Additional Insured Requirements Are Universal
Nearly every commercial construction contract requires you to add someone as additional insured on your policy. Understanding what this means and how it works helps you comply efficiently while protecting your interests.
What Additional Insured Means
When you add someone as additional insured, your liability coverage extends to protect them for claims arising from your work. They can access your policy for defense and indemnity when your operations create claims that involve them.
This is a form of risk transfer. Rather than relying on their own insurance when your work creates problems, they can use yours.
Why Clients Require It
Direct Access to Coverage
Additional insureds can tender claims directly to your carrier. They don't have to sue you first, then wait for your insurance to respond. This is faster and simpler for everyone.
Defense Costs
Your policy provides legal defense for additional insureds when they're named in suits arising from your work. Legal fees add up quickly. Having your policy pay means they don't have to.
Risk Transfer
Rather than self-insuring exposure from your work, clients transfer that risk to your policy. This is standard practice and expected in commercial construction.
Types of Additional Insured Coverage
Ongoing Operations
Covers claims that arise while you're actively working on a project. Most common form.
Completed Operations
Covers claims that arise after your work is finished. Critical for construction because defects often don't manifest until later. Many contracts specifically require completed operations AI coverage.
Common Endorsement Forms
CG 20 10
Standard ongoing operations endorsement. Widely used and accepted.
CG 20 37
Completed operations endorsement. Adds protection after project completion.
CG 20 38
Combined form attempting to address both. May have limitations depending on specific version.
Blanket Additional Insured
Automatically provides AI status to anyone required by written contract. Simplifies administration for contractors with multiple clients.
Limitations on Coverage
Additional insureds get coverage for claims arising from your work, not unlimited protection. Coverage doesn't apply to their own sole negligence. Claims unrelated to your operations aren't covered. Their intentional acts aren't covered.
The AI endorsement extends your coverage to protect them from your mistakes, not from their own.
Meeting Contract Requirements
Before signing contracts, review insurance requirements. Confirm your policy can provide required endorsements. Identify specific forms or language required.
When requesting endorsements, provide the exact legal entity name to be added. Include project information if the endorsement is project-specific. Allow processing time, typically a few business days.
Certificate Compliance
Your certificate of insurance should show additional insured status, reference specific endorsement numbers, and note whether completed operations is included.
Make sure your agent understands exactly what you need. Vague requests lead to incorrect certificates.
Cost Considerations
Additional insured endorsements are usually included at no extra charge. Blanket endorsements may have modest fees. The real cost is that claims paid to additional insureds reduce your available limits.
Common Questions
Does adding someone as additional insured cost extra?

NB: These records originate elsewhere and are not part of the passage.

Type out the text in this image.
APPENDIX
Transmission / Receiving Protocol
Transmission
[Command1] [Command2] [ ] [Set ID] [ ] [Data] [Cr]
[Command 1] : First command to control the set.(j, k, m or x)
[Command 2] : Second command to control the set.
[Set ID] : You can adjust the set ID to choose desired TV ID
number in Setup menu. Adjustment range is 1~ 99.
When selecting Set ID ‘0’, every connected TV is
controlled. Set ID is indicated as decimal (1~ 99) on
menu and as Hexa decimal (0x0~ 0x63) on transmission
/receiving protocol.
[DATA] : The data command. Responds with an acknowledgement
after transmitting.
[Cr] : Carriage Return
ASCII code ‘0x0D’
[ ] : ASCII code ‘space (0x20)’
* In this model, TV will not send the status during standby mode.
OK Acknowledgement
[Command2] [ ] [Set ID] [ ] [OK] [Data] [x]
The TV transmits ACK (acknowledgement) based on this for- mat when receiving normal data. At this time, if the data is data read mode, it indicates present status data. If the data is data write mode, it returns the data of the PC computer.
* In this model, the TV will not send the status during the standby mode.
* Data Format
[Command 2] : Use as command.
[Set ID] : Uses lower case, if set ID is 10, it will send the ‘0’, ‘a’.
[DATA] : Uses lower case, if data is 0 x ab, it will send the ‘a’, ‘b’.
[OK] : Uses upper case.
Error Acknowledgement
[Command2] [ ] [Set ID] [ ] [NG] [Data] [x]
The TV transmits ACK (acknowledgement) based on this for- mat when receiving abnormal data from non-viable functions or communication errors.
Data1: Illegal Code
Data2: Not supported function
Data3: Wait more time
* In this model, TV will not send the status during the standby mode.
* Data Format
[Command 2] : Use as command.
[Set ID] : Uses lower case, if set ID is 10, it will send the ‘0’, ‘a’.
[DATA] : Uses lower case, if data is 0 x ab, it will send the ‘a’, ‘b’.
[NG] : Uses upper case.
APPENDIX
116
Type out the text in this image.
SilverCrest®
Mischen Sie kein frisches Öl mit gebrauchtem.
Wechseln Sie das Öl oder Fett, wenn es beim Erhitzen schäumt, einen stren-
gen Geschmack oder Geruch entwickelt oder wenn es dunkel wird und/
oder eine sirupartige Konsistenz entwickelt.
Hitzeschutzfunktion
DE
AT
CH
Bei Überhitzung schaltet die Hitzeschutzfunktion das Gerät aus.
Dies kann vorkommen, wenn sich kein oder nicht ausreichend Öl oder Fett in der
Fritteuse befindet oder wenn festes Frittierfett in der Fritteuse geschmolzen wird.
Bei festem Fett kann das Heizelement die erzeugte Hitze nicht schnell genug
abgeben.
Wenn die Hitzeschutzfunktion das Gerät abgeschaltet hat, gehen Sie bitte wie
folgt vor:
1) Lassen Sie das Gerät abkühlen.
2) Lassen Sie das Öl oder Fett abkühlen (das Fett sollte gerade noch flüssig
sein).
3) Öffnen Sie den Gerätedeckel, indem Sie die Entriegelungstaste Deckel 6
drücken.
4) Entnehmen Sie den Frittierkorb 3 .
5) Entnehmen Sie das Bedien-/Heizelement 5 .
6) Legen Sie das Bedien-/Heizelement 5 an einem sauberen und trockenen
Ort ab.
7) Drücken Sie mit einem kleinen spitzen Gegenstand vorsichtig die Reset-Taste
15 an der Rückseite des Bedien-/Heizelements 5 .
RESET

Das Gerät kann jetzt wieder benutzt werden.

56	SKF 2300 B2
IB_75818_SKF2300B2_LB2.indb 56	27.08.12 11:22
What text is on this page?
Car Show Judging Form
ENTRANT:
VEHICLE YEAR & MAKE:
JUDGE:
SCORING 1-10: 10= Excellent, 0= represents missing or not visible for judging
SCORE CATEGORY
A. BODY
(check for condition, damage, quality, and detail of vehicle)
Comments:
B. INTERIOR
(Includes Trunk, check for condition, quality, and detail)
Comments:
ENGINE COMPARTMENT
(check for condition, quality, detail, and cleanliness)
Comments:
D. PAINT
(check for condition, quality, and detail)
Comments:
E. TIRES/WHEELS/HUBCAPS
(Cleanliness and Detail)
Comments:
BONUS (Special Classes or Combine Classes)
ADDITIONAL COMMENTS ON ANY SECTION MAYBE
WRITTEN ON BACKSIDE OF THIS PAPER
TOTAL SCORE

Usually no direct charge. Blanket endorsements may have small fees. The premium impact is typically negligible.
Can I limit additional insured coverage?
Your policy language controls what coverage additional insureds receive. Blanket endorsements often have built-in limitations that protect you.
What if I can't meet a contract's AI requirements?
Negotiate with the client, or consider whether the contract is worth pursuing. Don't sign agreements you can't comply with. That creates breach of contract exposure on top of everything else.